Хотя Сергей и согласился следить за Тосей из сто двадцать первой квартиры, Женя и сама бдительности не теряла. Если она слышала, как открывается Тосина дверь, тут же выскакивала на лестницу с миской со специально сохраненными для такого случая отходами. Тося, завидев Женю, всегда улыбалась ей синюшным ртом, в котором одна половина зубов отсутствовала, а другая половина была сильно разреженной и гниловатой, как плетень заброшенного деревенского дома. При виде этого рта Женя моментально успокаивалась и с легким сердцем опрокидывала свою миску в мусоропровод в полной уверенности, что заготовка впрок отходов ей больше никогда не понадобится. Ни один нормальный молодой человек, к которым она, разумеется, относила собственного сына, не может прельститься Тосиным ртом, щеками, изборожденными рытвинами разной глубины, длины и направления, и заплывшими глазами цвета снятой бульонной пены.

Уже дома, тщательно вымыв миску и поставив ее в сушилку, Женя каждый раз заново соображала, что в некоторых случаях (то есть когда очень уж приспичит) некоторые мужчины могут запросто пренебречь лицом, поскольку женские особи, помимо лиц, таят в себе еще очень много для них притягательного.
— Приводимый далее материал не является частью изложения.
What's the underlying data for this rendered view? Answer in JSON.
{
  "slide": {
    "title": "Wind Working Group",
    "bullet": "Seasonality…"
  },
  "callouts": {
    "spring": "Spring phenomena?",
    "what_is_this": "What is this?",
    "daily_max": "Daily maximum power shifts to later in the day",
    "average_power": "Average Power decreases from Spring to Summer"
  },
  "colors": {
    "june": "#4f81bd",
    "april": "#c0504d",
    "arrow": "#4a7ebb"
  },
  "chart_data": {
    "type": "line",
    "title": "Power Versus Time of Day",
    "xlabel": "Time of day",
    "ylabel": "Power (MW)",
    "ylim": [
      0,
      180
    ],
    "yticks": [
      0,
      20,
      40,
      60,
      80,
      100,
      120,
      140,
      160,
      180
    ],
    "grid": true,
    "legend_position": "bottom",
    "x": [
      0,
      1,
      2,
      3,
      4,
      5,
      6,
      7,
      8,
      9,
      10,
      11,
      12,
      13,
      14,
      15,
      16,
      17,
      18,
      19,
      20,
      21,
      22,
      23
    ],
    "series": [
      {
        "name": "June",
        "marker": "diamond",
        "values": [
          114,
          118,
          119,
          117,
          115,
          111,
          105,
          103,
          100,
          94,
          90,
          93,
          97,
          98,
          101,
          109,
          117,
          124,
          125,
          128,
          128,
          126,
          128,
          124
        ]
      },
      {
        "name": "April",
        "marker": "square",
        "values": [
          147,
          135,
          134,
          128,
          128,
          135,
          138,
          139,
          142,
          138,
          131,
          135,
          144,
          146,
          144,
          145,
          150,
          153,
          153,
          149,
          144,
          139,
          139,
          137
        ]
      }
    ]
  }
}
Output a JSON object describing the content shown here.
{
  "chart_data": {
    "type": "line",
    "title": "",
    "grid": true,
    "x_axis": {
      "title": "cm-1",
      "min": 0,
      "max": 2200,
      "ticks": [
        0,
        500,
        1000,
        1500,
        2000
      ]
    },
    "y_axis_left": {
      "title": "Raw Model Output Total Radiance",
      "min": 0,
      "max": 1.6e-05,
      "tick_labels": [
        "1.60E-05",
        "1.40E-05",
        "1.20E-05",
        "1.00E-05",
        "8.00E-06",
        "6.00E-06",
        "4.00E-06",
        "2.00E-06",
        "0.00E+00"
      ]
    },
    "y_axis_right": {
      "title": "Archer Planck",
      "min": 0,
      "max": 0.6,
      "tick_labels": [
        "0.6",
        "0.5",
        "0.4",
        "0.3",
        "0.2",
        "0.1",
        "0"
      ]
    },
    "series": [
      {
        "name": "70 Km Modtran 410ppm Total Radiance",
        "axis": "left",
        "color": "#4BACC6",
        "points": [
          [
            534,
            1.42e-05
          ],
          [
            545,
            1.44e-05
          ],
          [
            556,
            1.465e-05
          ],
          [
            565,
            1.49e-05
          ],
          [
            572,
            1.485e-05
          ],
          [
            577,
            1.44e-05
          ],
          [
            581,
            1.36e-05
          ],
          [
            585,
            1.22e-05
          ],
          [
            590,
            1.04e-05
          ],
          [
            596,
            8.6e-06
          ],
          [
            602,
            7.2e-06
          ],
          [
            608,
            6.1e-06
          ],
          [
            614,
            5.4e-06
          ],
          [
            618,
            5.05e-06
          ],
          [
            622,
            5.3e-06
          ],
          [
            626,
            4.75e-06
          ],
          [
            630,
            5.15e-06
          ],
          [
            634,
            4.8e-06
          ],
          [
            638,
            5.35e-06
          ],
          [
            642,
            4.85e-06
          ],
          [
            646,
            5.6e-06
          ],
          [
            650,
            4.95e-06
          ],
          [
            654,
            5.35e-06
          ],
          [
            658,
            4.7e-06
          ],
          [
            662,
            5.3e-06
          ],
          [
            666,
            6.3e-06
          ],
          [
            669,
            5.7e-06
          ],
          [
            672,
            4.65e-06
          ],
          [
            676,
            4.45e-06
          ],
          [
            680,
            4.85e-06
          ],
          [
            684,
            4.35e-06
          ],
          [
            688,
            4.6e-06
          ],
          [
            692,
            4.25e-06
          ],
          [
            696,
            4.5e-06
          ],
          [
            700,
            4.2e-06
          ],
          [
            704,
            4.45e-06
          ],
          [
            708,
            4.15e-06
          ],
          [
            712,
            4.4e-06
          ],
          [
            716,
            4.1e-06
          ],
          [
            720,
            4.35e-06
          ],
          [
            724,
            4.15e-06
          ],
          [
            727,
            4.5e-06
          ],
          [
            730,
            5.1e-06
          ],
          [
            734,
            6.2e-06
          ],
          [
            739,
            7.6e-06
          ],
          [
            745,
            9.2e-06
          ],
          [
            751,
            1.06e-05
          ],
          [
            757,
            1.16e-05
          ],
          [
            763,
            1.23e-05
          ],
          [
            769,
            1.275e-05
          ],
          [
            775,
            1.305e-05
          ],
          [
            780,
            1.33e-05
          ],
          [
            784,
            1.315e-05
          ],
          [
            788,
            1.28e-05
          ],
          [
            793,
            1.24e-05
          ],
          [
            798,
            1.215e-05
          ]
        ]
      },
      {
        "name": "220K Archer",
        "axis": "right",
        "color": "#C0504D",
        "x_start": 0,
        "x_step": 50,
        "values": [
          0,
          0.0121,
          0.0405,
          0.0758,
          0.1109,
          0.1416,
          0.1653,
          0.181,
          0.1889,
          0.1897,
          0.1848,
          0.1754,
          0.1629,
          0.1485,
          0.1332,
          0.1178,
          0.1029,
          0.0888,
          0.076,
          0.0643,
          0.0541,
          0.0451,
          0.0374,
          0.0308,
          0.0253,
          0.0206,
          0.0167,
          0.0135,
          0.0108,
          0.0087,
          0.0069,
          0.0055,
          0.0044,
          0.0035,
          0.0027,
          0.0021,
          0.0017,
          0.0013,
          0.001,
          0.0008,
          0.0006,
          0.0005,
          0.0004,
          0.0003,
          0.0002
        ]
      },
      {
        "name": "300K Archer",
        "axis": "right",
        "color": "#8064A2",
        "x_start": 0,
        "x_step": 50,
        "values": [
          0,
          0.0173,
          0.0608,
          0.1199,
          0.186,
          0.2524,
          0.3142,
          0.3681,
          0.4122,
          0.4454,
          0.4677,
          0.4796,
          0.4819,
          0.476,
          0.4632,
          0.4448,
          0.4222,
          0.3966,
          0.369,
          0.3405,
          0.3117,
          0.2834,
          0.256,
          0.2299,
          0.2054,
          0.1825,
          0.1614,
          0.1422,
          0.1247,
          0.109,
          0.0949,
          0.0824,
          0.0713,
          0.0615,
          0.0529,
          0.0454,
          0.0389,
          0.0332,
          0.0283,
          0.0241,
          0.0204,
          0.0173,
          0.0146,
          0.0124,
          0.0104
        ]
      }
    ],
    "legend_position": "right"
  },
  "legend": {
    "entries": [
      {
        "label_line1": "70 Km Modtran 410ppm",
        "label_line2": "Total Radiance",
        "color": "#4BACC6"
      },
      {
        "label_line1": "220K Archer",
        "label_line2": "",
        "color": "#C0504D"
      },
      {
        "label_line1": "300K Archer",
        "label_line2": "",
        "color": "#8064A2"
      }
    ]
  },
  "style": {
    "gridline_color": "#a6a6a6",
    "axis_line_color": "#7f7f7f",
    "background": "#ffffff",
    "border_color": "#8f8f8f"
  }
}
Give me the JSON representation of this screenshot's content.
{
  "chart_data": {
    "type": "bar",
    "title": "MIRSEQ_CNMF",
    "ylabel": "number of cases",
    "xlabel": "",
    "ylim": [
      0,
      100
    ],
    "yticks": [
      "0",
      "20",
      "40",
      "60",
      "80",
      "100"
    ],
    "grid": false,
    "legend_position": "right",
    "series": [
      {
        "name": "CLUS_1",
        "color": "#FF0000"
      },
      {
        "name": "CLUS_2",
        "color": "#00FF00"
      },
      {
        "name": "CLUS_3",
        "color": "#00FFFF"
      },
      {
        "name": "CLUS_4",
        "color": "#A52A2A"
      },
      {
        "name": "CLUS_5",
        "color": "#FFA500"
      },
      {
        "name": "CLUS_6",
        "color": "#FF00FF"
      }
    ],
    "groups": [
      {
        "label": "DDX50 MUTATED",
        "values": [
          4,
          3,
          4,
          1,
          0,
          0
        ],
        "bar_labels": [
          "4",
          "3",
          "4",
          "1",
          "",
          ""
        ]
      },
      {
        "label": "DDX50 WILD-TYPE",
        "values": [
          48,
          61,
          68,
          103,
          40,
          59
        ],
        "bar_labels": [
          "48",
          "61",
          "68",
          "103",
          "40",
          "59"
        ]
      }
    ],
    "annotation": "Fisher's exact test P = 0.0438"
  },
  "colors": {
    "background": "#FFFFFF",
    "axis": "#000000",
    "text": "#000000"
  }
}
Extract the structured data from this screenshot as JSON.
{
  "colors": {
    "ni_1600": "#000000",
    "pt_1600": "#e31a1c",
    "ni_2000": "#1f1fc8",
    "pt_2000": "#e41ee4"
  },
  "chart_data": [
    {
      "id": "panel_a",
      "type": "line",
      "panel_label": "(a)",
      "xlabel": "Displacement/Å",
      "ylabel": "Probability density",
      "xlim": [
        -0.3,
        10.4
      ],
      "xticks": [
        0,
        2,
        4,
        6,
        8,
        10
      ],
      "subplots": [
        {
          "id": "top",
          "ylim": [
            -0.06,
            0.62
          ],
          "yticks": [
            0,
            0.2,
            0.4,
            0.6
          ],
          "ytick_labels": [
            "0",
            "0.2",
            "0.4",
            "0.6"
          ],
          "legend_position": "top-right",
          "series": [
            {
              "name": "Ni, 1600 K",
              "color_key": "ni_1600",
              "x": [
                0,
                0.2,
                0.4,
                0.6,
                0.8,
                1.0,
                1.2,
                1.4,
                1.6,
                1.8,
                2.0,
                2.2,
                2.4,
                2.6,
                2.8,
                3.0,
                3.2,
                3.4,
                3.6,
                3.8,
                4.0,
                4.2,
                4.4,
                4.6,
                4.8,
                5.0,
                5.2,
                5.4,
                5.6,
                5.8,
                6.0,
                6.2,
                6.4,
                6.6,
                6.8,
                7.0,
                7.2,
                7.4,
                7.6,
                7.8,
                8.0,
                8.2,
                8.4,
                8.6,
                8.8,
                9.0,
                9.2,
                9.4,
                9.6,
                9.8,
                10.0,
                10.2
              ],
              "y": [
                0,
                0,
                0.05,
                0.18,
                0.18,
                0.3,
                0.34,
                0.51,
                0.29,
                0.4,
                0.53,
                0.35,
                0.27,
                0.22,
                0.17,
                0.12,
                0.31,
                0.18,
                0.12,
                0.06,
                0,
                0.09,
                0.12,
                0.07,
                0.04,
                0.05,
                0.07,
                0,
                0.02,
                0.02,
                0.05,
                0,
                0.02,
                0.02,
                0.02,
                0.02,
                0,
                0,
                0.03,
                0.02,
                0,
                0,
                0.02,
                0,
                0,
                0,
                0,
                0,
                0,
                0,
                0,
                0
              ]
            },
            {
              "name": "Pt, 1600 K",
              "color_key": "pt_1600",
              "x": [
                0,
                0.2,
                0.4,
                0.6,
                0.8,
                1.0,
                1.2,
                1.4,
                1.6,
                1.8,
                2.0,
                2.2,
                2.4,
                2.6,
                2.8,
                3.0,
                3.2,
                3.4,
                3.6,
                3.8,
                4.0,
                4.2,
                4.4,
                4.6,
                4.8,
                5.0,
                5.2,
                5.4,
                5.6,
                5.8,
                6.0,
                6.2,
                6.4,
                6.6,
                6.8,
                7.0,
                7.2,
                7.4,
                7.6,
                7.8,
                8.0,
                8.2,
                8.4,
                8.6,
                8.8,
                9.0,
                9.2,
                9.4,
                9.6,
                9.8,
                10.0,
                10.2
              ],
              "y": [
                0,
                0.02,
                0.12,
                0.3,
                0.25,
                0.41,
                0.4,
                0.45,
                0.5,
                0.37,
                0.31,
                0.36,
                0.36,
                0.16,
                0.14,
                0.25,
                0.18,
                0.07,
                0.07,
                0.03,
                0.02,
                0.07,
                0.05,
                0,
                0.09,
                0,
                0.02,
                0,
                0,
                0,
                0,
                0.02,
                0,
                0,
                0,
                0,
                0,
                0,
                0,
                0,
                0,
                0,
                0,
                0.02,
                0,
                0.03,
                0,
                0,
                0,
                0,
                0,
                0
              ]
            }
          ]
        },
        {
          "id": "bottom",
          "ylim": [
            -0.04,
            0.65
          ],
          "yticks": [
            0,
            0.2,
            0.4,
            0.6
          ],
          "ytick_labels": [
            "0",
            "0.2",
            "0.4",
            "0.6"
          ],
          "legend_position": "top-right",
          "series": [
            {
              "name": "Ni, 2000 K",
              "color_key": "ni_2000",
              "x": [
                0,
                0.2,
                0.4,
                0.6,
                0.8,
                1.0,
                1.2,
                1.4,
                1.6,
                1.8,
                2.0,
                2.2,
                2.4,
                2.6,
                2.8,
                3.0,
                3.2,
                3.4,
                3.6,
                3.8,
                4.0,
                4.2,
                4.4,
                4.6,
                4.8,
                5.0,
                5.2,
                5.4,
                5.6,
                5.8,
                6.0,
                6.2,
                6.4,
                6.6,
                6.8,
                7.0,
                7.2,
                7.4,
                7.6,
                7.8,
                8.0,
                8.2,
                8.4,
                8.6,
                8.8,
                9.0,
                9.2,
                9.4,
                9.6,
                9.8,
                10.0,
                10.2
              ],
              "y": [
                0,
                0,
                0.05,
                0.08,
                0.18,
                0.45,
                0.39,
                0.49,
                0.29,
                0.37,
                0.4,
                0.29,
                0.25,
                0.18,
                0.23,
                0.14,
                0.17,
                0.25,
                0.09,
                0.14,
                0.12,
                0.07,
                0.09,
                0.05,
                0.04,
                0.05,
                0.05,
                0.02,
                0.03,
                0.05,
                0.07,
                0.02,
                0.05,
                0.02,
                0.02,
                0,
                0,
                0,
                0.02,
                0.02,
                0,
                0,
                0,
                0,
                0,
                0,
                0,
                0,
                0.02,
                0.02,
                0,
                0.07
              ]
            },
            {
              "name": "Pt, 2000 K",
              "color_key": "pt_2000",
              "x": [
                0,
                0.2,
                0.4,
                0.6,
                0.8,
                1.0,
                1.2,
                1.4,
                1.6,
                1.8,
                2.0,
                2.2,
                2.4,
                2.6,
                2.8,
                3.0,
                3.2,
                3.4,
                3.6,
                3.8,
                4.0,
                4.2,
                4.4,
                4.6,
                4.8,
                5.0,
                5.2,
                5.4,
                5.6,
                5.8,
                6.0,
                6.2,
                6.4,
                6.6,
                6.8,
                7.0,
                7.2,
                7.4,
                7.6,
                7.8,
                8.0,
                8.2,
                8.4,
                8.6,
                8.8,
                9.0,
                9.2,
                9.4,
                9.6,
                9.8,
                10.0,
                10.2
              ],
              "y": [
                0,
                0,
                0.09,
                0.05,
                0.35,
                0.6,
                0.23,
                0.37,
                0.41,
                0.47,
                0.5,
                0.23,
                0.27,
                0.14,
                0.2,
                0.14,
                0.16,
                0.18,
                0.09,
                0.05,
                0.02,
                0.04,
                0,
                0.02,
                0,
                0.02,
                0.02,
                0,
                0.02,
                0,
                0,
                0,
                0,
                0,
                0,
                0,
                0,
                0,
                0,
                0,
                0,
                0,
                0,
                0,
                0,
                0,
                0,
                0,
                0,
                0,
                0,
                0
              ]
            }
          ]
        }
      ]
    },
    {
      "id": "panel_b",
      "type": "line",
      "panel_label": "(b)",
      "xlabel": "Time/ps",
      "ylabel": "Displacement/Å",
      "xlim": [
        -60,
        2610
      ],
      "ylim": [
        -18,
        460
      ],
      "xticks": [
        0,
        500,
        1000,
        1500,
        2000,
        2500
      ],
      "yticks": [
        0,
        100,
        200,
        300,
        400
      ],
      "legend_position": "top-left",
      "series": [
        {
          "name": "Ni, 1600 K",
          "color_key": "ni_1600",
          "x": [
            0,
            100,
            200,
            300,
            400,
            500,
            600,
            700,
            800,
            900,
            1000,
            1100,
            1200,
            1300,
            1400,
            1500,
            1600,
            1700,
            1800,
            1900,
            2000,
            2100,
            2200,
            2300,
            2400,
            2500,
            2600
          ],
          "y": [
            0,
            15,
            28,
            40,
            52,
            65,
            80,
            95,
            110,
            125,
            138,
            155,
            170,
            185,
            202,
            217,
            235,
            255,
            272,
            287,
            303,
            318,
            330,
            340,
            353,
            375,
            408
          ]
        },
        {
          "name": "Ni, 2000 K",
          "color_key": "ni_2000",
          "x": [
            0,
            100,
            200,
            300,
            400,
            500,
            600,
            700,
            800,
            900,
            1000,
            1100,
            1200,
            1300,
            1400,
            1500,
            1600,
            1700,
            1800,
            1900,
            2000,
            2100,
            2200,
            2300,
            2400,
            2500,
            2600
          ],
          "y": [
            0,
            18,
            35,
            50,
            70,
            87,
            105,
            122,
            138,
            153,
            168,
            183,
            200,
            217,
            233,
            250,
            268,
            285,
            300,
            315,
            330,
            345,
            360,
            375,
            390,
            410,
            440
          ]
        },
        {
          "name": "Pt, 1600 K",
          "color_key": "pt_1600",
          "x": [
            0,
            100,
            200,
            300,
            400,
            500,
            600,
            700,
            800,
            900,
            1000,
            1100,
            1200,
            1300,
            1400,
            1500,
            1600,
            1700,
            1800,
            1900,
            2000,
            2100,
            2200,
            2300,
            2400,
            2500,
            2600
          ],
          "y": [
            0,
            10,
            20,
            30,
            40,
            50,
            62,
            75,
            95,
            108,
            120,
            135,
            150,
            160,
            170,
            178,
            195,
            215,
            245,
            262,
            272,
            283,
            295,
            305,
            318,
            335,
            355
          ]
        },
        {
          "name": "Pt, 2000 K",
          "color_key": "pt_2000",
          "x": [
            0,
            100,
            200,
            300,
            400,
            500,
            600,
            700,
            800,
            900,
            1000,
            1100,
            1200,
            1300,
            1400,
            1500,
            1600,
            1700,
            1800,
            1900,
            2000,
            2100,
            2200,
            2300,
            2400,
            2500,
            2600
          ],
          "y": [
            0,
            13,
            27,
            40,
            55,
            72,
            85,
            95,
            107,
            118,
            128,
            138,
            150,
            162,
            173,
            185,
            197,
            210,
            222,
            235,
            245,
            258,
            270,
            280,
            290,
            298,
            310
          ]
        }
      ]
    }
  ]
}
Расстроив себя подобными мыслями, Женя опять доставала заветную миску, ставила ее в нижний шкафчик рядом с мусорным ведром и некоторые отходы снова намеренно бросала в нее.

 

Однажды за ужином Женя пригвоздила мужа к табурету метким вопросом:

– Ну что, ты выяснил, что у Тоси из сто двадцать первой квартиры с нашим сыном?

– Видишь ли, Женя… – начал Сергей, и она сразу поняла, что он ничего не выяснял. – Я несколько раз дополнительно и очень внимательно рассмотрел нашу Тосю и решил, что погорячился. У Игоря ничего не может быть с этой полубомжихой.

– Да? А почему же он спрашивал про помойку?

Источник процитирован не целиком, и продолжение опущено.